Spotlight on the emerging players in crypto. What you need to know about the complex landscape of crypto currencies and why. Let’s delve into the different layers and explore why this knowledge matters to investors. I will also pass on to you what assets I have heard are particularly interesting in each category. But please be advised, this is not investment advice.
Firstly, a crypto currency can be a multilayer currency but generally blockchains are divided into different layers. If you are new to crypto, all you need to know is that a blockchain is a digital ledger. If you want to be a smart investor you need to dive deeper.
Layer 1 – Blockchain: Establishing the Foundation
At the foundational layer of cryptocurrencies, lies the blockchain—the backbone of this revolutionary technology. Think of it as a secure, transparent digital ledger that records all transactions. Bitcoin operates at this layer. It employs a proof-of-work consensus mechanism, wherein miners solve complex puzzles to validate transactions and secure the network. Ethereum, another major player, goes beyond being just a cryptocurrency; it introduced the concept of smart contracts, paving the way for more complex functionalities. Solana is also on the lips on many investors.
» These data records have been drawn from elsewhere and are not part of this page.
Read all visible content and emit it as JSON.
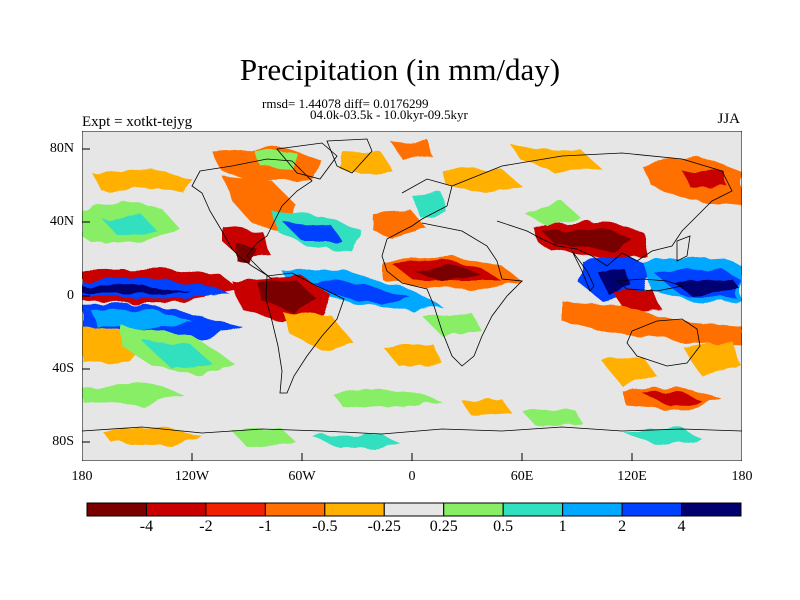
{
  "title": "Precipitation (in mm/day)",
  "stats_line": "rmsd= 1.44078 diff= 0.0176299",
  "period_line": "04.0k-03.5k - 10.0kyr-09.5kyr",
  "experiment": "Expt = xotkt-tejyg",
  "season": "JJA",
  "lat_labels": [
    "80N",
    "40N",
    "0",
    "40S",
    "80S"
  ],
  "lon_labels": [
    "180",
    "120W",
    "60W",
    "0",
    "60E",
    "120E",
    "180"
  ],
  "colorbar": {
    "labels": [
      "-4",
      "-2",
      "-1",
      "-0.5",
      "-0.25",
      "0.25",
      "0.5",
      "1",
      "2",
      "4"
    ],
    "colors": [
      "#7a0000",
      "#c80000",
      "#f02000",
      "#ff7000",
      "#ffb000",
      "#e6e6e6",
      "#88ee66",
      "#30e0c0",
      "#00a8ff",
      "#0040ff",
      "#000070"
    ]
  },
  "colors": {
    "ocean_background": "#e6e6e6",
    "coastline": "#000000"
  }
}
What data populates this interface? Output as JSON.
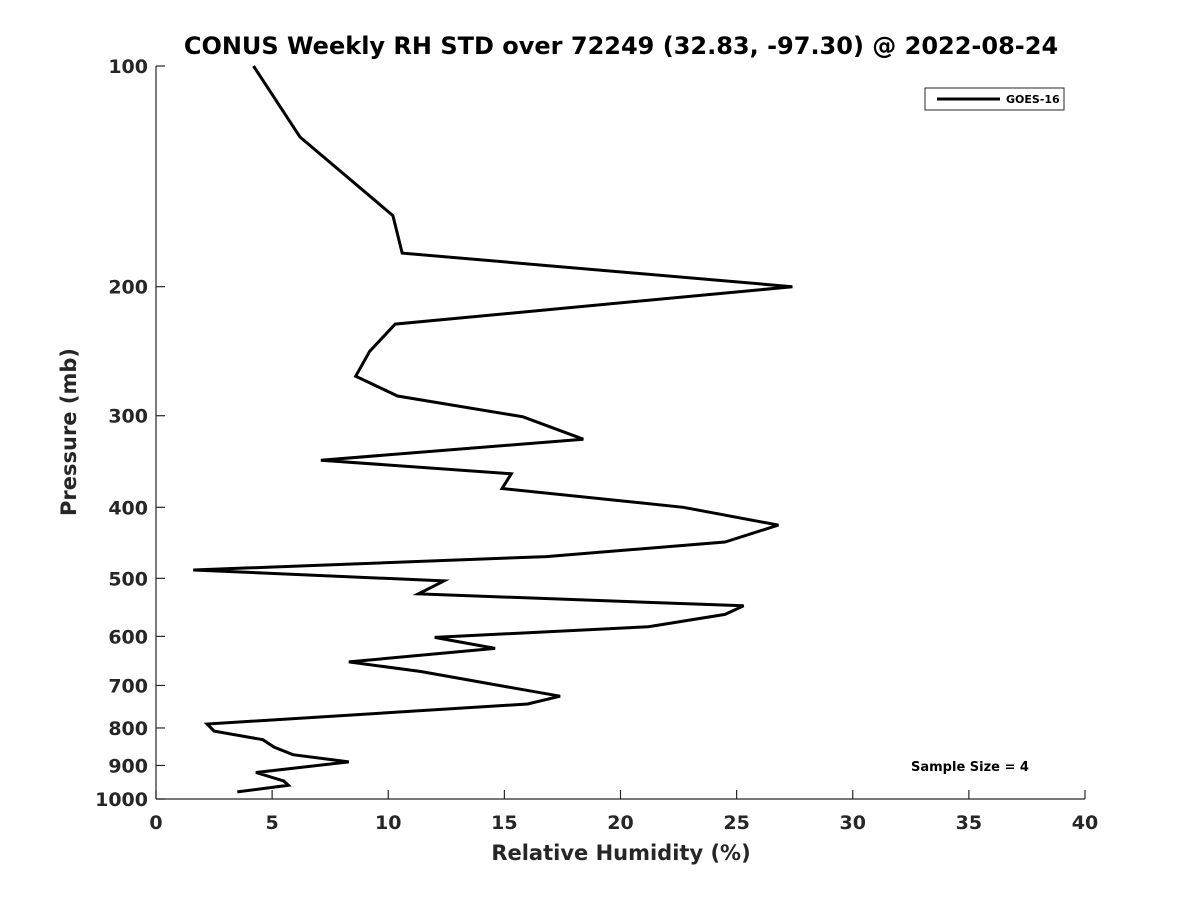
{
  "chart_data": {
    "type": "line",
    "title": "CONUS Weekly RH STD over 72249 (32.83, -97.30) @ 2022-08-24",
    "xlabel": "Relative Humidity (%)",
    "ylabel": "Pressure (mb)",
    "xlim": [
      0,
      40
    ],
    "ylim": [
      100,
      1000
    ],
    "y_scale": "log",
    "y_reversed": true,
    "x_ticks": [
      0,
      5,
      10,
      15,
      20,
      25,
      30,
      35,
      40
    ],
    "y_ticks": [
      100,
      200,
      300,
      400,
      500,
      600,
      700,
      800,
      900,
      1000
    ],
    "grid": false,
    "legend_position": "top-right",
    "annotation": "Sample Size = 4",
    "series": [
      {
        "name": "GOES-16",
        "color": "#000000",
        "points": [
          [
            4.2,
            100
          ],
          [
            6.2,
            125
          ],
          [
            10.2,
            160
          ],
          [
            10.6,
            180
          ],
          [
            27.4,
            200
          ],
          [
            10.3,
            225
          ],
          [
            9.2,
            245
          ],
          [
            8.6,
            265
          ],
          [
            10.4,
            282
          ],
          [
            15.8,
            301
          ],
          [
            18.4,
            323
          ],
          [
            7.1,
            345
          ],
          [
            15.3,
            360
          ],
          [
            14.9,
            377
          ],
          [
            22.7,
            400
          ],
          [
            26.8,
            423
          ],
          [
            24.5,
            446
          ],
          [
            16.8,
            467
          ],
          [
            1.6,
            487
          ],
          [
            12.4,
            504
          ],
          [
            11.3,
            525
          ],
          [
            25.3,
            545
          ],
          [
            24.5,
            560
          ],
          [
            21.2,
            582
          ],
          [
            12.0,
            602
          ],
          [
            14.6,
            623
          ],
          [
            8.3,
            650
          ],
          [
            11.4,
            670
          ],
          [
            15.0,
            702
          ],
          [
            17.4,
            724
          ],
          [
            16.0,
            742
          ],
          [
            2.2,
            790
          ],
          [
            2.5,
            808
          ],
          [
            4.6,
            830
          ],
          [
            5.1,
            850
          ],
          [
            5.9,
            870
          ],
          [
            8.3,
            890
          ],
          [
            4.3,
            920
          ],
          [
            5.5,
            945
          ],
          [
            5.7,
            958
          ],
          [
            3.5,
            978
          ]
        ]
      }
    ]
  }
}
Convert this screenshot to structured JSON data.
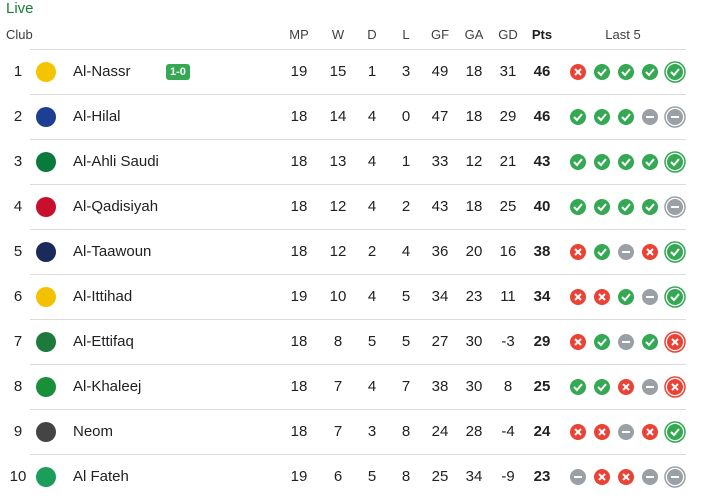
{
  "header": {
    "title": "Live"
  },
  "table": {
    "columns": [
      "Club",
      "MP",
      "W",
      "D",
      "L",
      "GF",
      "GA",
      "GD",
      "Pts",
      "Last 5"
    ],
    "rows": [
      {
        "rank": 1,
        "club": "Al-Nassr",
        "live": "1-0",
        "stats": [
          19,
          15,
          1,
          3,
          49,
          18,
          31,
          46
        ],
        "last5": [
          "L",
          "W",
          "W",
          "W",
          "W"
        ]
      },
      {
        "rank": 2,
        "club": "Al-Hilal",
        "stats": [
          18,
          14,
          4,
          0,
          47,
          18,
          29,
          46
        ],
        "last5": [
          "W",
          "W",
          "W",
          "D",
          "D"
        ]
      },
      {
        "rank": 3,
        "club": "Al-Ahli Saudi",
        "stats": [
          18,
          13,
          4,
          1,
          33,
          12,
          21,
          43
        ],
        "last5": [
          "W",
          "W",
          "W",
          "W",
          "W"
        ]
      },
      {
        "rank": 4,
        "club": "Al-Qadisiyah",
        "stats": [
          18,
          12,
          4,
          2,
          43,
          18,
          25,
          40
        ],
        "last5": [
          "W",
          "W",
          "W",
          "W",
          "D"
        ]
      },
      {
        "rank": 5,
        "club": "Al-Taawoun",
        "stats": [
          18,
          12,
          2,
          4,
          36,
          20,
          16,
          38
        ],
        "last5": [
          "L",
          "W",
          "D",
          "L",
          "W"
        ]
      },
      {
        "rank": 6,
        "club": "Al-Ittihad",
        "stats": [
          19,
          10,
          4,
          5,
          34,
          23,
          11,
          34
        ],
        "last5": [
          "L",
          "L",
          "W",
          "D",
          "W"
        ]
      },
      {
        "rank": 7,
        "club": "Al-Ettifaq",
        "stats": [
          18,
          8,
          5,
          5,
          27,
          30,
          -3,
          29
        ],
        "last5": [
          "L",
          "W",
          "D",
          "W",
          "L"
        ]
      },
      {
        "rank": 8,
        "club": "Al-Khaleej",
        "stats": [
          18,
          7,
          4,
          7,
          38,
          30,
          8,
          25
        ],
        "last5": [
          "W",
          "W",
          "L",
          "D",
          "L"
        ]
      },
      {
        "rank": 9,
        "club": "Neom",
        "stats": [
          18,
          7,
          3,
          8,
          24,
          28,
          -4,
          24
        ],
        "last5": [
          "L",
          "L",
          "D",
          "L",
          "W"
        ]
      },
      {
        "rank": 10,
        "club": "Al Fateh",
        "stats": [
          19,
          6,
          5,
          8,
          25,
          34,
          -9,
          23
        ],
        "last5": [
          "D",
          "L",
          "L",
          "D",
          "D"
        ]
      }
    ]
  }
}
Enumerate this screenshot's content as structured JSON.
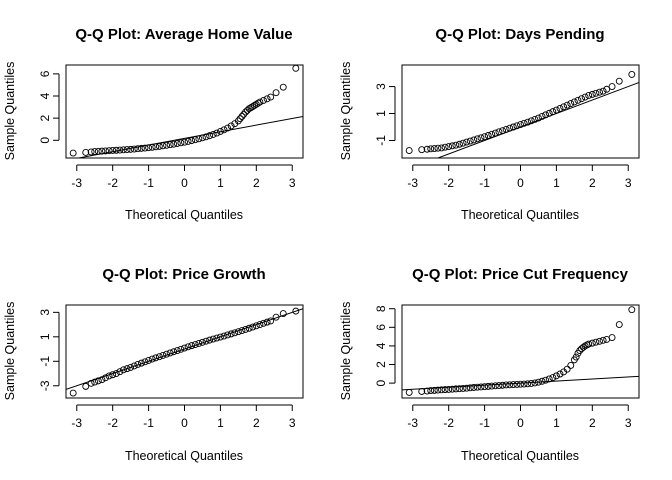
{
  "chart_data": [
    {
      "type": "scatter",
      "title": "Q-Q Plot: Average Home Value",
      "xlabel": "Theoretical Quantiles",
      "ylabel": "Sample Quantiles",
      "xlim": [
        -3.3,
        3.3
      ],
      "ylim": [
        -1.6,
        6.8
      ],
      "xticks": [
        -3,
        -2,
        -1,
        0,
        1,
        2,
        3
      ],
      "yticks": [
        0,
        2,
        4,
        6
      ],
      "reference_line": {
        "intercept": 0.17,
        "slope": 0.6
      },
      "points": {
        "x": [
          -3.1,
          -2.75,
          -2.6,
          -2.5,
          -2.4,
          -2.3,
          -2.2,
          -2.1,
          -2.0,
          -1.9,
          -1.8,
          -1.7,
          -1.6,
          -1.5,
          -1.4,
          -1.3,
          -1.2,
          -1.1,
          -1.0,
          -0.9,
          -0.8,
          -0.7,
          -0.6,
          -0.5,
          -0.4,
          -0.3,
          -0.2,
          -0.1,
          0.0,
          0.1,
          0.2,
          0.3,
          0.4,
          0.5,
          0.6,
          0.7,
          0.8,
          0.9,
          1.0,
          1.1,
          1.2,
          1.3,
          1.4,
          1.5,
          1.55,
          1.6,
          1.65,
          1.7,
          1.75,
          1.8,
          1.85,
          1.9,
          1.95,
          2.0,
          2.05,
          2.1,
          2.2,
          2.3,
          2.4,
          2.55,
          2.75,
          3.1
        ],
        "y": [
          -1.15,
          -1.1,
          -1.05,
          -1.02,
          -1.0,
          -0.98,
          -0.96,
          -0.94,
          -0.92,
          -0.9,
          -0.88,
          -0.86,
          -0.84,
          -0.82,
          -0.79,
          -0.76,
          -0.73,
          -0.7,
          -0.67,
          -0.63,
          -0.59,
          -0.55,
          -0.5,
          -0.45,
          -0.4,
          -0.35,
          -0.29,
          -0.23,
          -0.17,
          -0.1,
          -0.03,
          0.05,
          0.13,
          0.22,
          0.31,
          0.42,
          0.53,
          0.65,
          0.8,
          0.95,
          1.1,
          1.3,
          1.5,
          1.75,
          1.95,
          2.15,
          2.35,
          2.55,
          2.7,
          2.85,
          2.95,
          3.05,
          3.15,
          3.25,
          3.35,
          3.45,
          3.6,
          3.75,
          3.9,
          4.3,
          4.8,
          6.5
        ]
      }
    },
    {
      "type": "scatter",
      "title": "Q-Q Plot: Days Pending",
      "xlabel": "Theoretical Quantiles",
      "ylabel": "Sample Quantiles",
      "xlim": [
        -3.3,
        3.3
      ],
      "ylim": [
        -2.3,
        4.6
      ],
      "xticks": [
        -3,
        -2,
        -1,
        0,
        1,
        2,
        3
      ],
      "yticks": [
        -1,
        1,
        3
      ],
      "reference_line": {
        "intercept": 0.0,
        "slope": 1.0
      },
      "points": {
        "x": [
          -3.1,
          -2.75,
          -2.6,
          -2.5,
          -2.4,
          -2.3,
          -2.2,
          -2.1,
          -2.0,
          -1.9,
          -1.8,
          -1.7,
          -1.6,
          -1.5,
          -1.4,
          -1.3,
          -1.2,
          -1.1,
          -1.0,
          -0.9,
          -0.8,
          -0.7,
          -0.6,
          -0.5,
          -0.4,
          -0.3,
          -0.2,
          -0.1,
          0.0,
          0.1,
          0.2,
          0.3,
          0.4,
          0.5,
          0.6,
          0.7,
          0.8,
          0.9,
          1.0,
          1.1,
          1.2,
          1.3,
          1.4,
          1.5,
          1.6,
          1.7,
          1.8,
          1.9,
          2.0,
          2.1,
          2.2,
          2.3,
          2.4,
          2.55,
          2.75,
          3.1
        ],
        "y": [
          -1.75,
          -1.68,
          -1.65,
          -1.62,
          -1.6,
          -1.57,
          -1.55,
          -1.5,
          -1.45,
          -1.4,
          -1.35,
          -1.28,
          -1.2,
          -1.12,
          -1.04,
          -0.96,
          -0.88,
          -0.8,
          -0.72,
          -0.63,
          -0.54,
          -0.45,
          -0.36,
          -0.27,
          -0.18,
          -0.09,
          0.0,
          0.09,
          0.18,
          0.27,
          0.36,
          0.46,
          0.56,
          0.66,
          0.78,
          0.9,
          1.02,
          1.14,
          1.26,
          1.38,
          1.5,
          1.62,
          1.74,
          1.86,
          1.98,
          2.1,
          2.22,
          2.34,
          2.42,
          2.5,
          2.58,
          2.66,
          2.8,
          3.0,
          3.4,
          3.9
        ]
      }
    },
    {
      "type": "scatter",
      "title": "Q-Q Plot: Price Growth",
      "xlabel": "Theoretical Quantiles",
      "ylabel": "Sample Quantiles",
      "xlim": [
        -3.3,
        3.3
      ],
      "ylim": [
        -4.0,
        3.6
      ],
      "xticks": [
        -3,
        -2,
        -1,
        0,
        1,
        2,
        3
      ],
      "yticks": [
        -3,
        -1,
        1,
        3
      ],
      "reference_line": {
        "intercept": 0.0,
        "slope": 1.0
      },
      "points": {
        "x": [
          -3.1,
          -2.75,
          -2.6,
          -2.5,
          -2.4,
          -2.3,
          -2.2,
          -2.1,
          -2.0,
          -1.9,
          -1.8,
          -1.7,
          -1.6,
          -1.5,
          -1.4,
          -1.3,
          -1.2,
          -1.1,
          -1.0,
          -0.9,
          -0.8,
          -0.7,
          -0.6,
          -0.5,
          -0.4,
          -0.3,
          -0.2,
          -0.1,
          0.0,
          0.1,
          0.2,
          0.3,
          0.4,
          0.5,
          0.6,
          0.7,
          0.8,
          0.9,
          1.0,
          1.1,
          1.2,
          1.3,
          1.4,
          1.5,
          1.6,
          1.7,
          1.8,
          1.9,
          2.0,
          2.1,
          2.2,
          2.3,
          2.4,
          2.55,
          2.75,
          3.1
        ],
        "y": [
          -3.6,
          -3.05,
          -2.8,
          -2.7,
          -2.6,
          -2.5,
          -2.35,
          -2.2,
          -2.1,
          -2.0,
          -1.85,
          -1.7,
          -1.6,
          -1.5,
          -1.38,
          -1.26,
          -1.15,
          -1.04,
          -0.93,
          -0.82,
          -0.72,
          -0.62,
          -0.52,
          -0.42,
          -0.32,
          -0.22,
          -0.12,
          -0.02,
          0.08,
          0.18,
          0.28,
          0.37,
          0.46,
          0.55,
          0.64,
          0.73,
          0.82,
          0.9,
          0.98,
          1.06,
          1.15,
          1.24,
          1.33,
          1.42,
          1.51,
          1.6,
          1.7,
          1.8,
          1.9,
          2.0,
          2.1,
          2.2,
          2.3,
          2.6,
          2.9,
          3.1
        ]
      }
    },
    {
      "type": "scatter",
      "title": "Q-Q Plot: Price Cut Frequency",
      "xlabel": "Theoretical Quantiles",
      "ylabel": "Sample Quantiles",
      "xlim": [
        -3.3,
        3.3
      ],
      "ylim": [
        -1.6,
        8.4
      ],
      "xticks": [
        -3,
        -2,
        -1,
        0,
        1,
        2,
        3
      ],
      "yticks": [
        0,
        2,
        4,
        6,
        8
      ],
      "reference_line": {
        "intercept": 0.0,
        "slope": 0.22
      },
      "points": {
        "x": [
          -3.1,
          -2.75,
          -2.6,
          -2.5,
          -2.4,
          -2.3,
          -2.2,
          -2.1,
          -2.0,
          -1.9,
          -1.8,
          -1.7,
          -1.6,
          -1.5,
          -1.4,
          -1.3,
          -1.2,
          -1.1,
          -1.0,
          -0.9,
          -0.8,
          -0.7,
          -0.6,
          -0.5,
          -0.4,
          -0.3,
          -0.2,
          -0.1,
          0.0,
          0.1,
          0.2,
          0.3,
          0.4,
          0.5,
          0.6,
          0.7,
          0.8,
          0.9,
          1.0,
          1.1,
          1.2,
          1.3,
          1.4,
          1.5,
          1.55,
          1.6,
          1.65,
          1.7,
          1.75,
          1.8,
          1.85,
          1.9,
          2.0,
          2.1,
          2.2,
          2.3,
          2.4,
          2.55,
          2.75,
          3.1
        ],
        "y": [
          -1.0,
          -0.9,
          -0.85,
          -0.8,
          -0.78,
          -0.75,
          -0.72,
          -0.7,
          -0.68,
          -0.65,
          -0.62,
          -0.6,
          -0.57,
          -0.54,
          -0.5,
          -0.47,
          -0.44,
          -0.41,
          -0.38,
          -0.35,
          -0.32,
          -0.29,
          -0.26,
          -0.23,
          -0.2,
          -0.18,
          -0.16,
          -0.14,
          -0.12,
          -0.1,
          -0.07,
          -0.03,
          0.02,
          0.1,
          0.2,
          0.32,
          0.45,
          0.6,
          0.78,
          0.98,
          1.2,
          1.5,
          1.9,
          2.5,
          2.8,
          3.2,
          3.5,
          3.7,
          3.85,
          4.0,
          4.1,
          4.2,
          4.3,
          4.4,
          4.5,
          4.6,
          4.7,
          4.9,
          6.3,
          7.9
        ]
      }
    }
  ]
}
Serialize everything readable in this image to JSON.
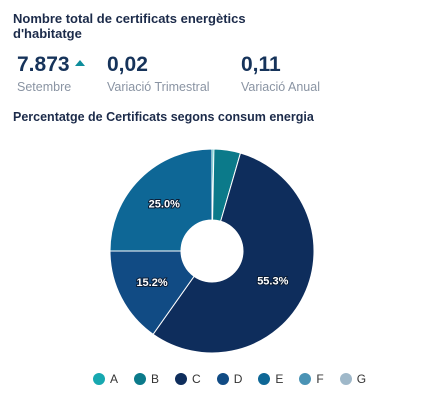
{
  "header": {
    "title": "Nombre total de certificats energètics d'habitatge"
  },
  "kpis": [
    {
      "value": "7.873",
      "label": "Setembre",
      "trend": "up"
    },
    {
      "value": "0,02",
      "label": "Variació Trimestral"
    },
    {
      "value": "0,11",
      "label": "Variació Anual"
    }
  ],
  "colors": {
    "trend_up": "#0d8d9b"
  },
  "chart_data": {
    "type": "pie",
    "title": "Percentatge de Certificats segons consum energia",
    "hole": true,
    "categories": [
      "A",
      "B",
      "C",
      "D",
      "E",
      "F",
      "G"
    ],
    "values": [
      0.3,
      4.2,
      55.3,
      15.2,
      25.0,
      0,
      0
    ],
    "data_labels": [
      "",
      "",
      "55.3%",
      "15.2%",
      "25.0%",
      "",
      ""
    ],
    "colors": [
      "#17a8b0",
      "#0b7a8a",
      "#0e2d5c",
      "#114b84",
      "#0e6796",
      "#4a93b5",
      "#9fb8c9"
    ],
    "legend": "bottom"
  }
}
Layer 2 – Network: Beyond Proof-of-Work
The network layer introduces alternative consensus mechanisms to the energy-intensive proof-of-work model. Ethereum’s shifted to proof-of-stake in September 2022 as it reduces energy consumption while maintaining security. Cardano is another contender in this layer, focusing on proof-of-stake for scalability and sustainability. Algorand has been hit hard by the bear market and is considered riskier but is also on the playing field. These networks enhance transaction speeds and energy efficiency, addressing some of the scalability issues associated with the traditional proof-of-work model. In short, layers 2 crypto currencies are needed to onboard as many people as possible to the blockchain. For example, if a nation would decide to run an election on a blockchain to limit voting tampering and increase transparency it would need to be done on blockchain that runs on proof-of-stake. A proof-of-work would soon become congested and expensive to use.
Layer 3 – Smart Contracts: Powering Programmable Transactions
Smart contracts are basically a computer program that is programmed to do something automatically if something specific happens. Moreover, it can also use multiple technologies in the process. Smart contracts were invented in the early 1990´s but was brought to the Ethereum’s architecture to potentially revolutionize automating processes, reducing cost, and increasing efficiency in industries such as the insurance, banking, health care, real estate, and the government. Smart contracts have a significant role in shaping the future of digital transactions. These self-executing contracts enable programmable transactions without intermediaries, revolutionizing industries like decentralized finance (DeFi) and non-fungible tokens (NFTs). Developers can also create decentralized applications (DApps) that leverage smart contracts for tasks ranging from crowdfunding to tokenized art. Ethereum, Solana and Cardano and Algorand use smart contracts to power their blockchain.
Layer 4 – Applications: Tailoring Cryptocurrencies to Real-World Needs
Cryptocurrencies at the application layer are designed with specific use cases in mind. Ripple (XRP) stands out for its emphasis on cross-border payments, aiming to revolutionize the remittance industry. Binance Coin (BNB) initially served as a utility token for the Binance exchange but morphed into a versatile asset powering various ecosystem features. This layer exemplifies the adaptability of cryptocurrencies to real-world challenges. Layer 4 cryptocurrencies are designed to enhance different blockchains abilities to interact with each other. As the crypto community grows into a complex network each blockchain needs to be flexible to work together. Polygon and Chainlink, are frequently mentioned in the crypto space as strong contenders.
Knowledge of these layers allows investors to make informed decisions. The layers offer a roadmap for assessing a cryptocurrency’s strengths, weaknesses, and its potential fit within an investment strategy. For instance, a cryptocurrency built on a robust layer 1 blockchain might possess a strong foundation but could face scalability issues. Conversely, a cryptocurrency in the smart contract layer, could offer immense potential for innovation, but regulatory hurdles might be a concern. You see why we need to stay in tune with what happens in this dynamic industry.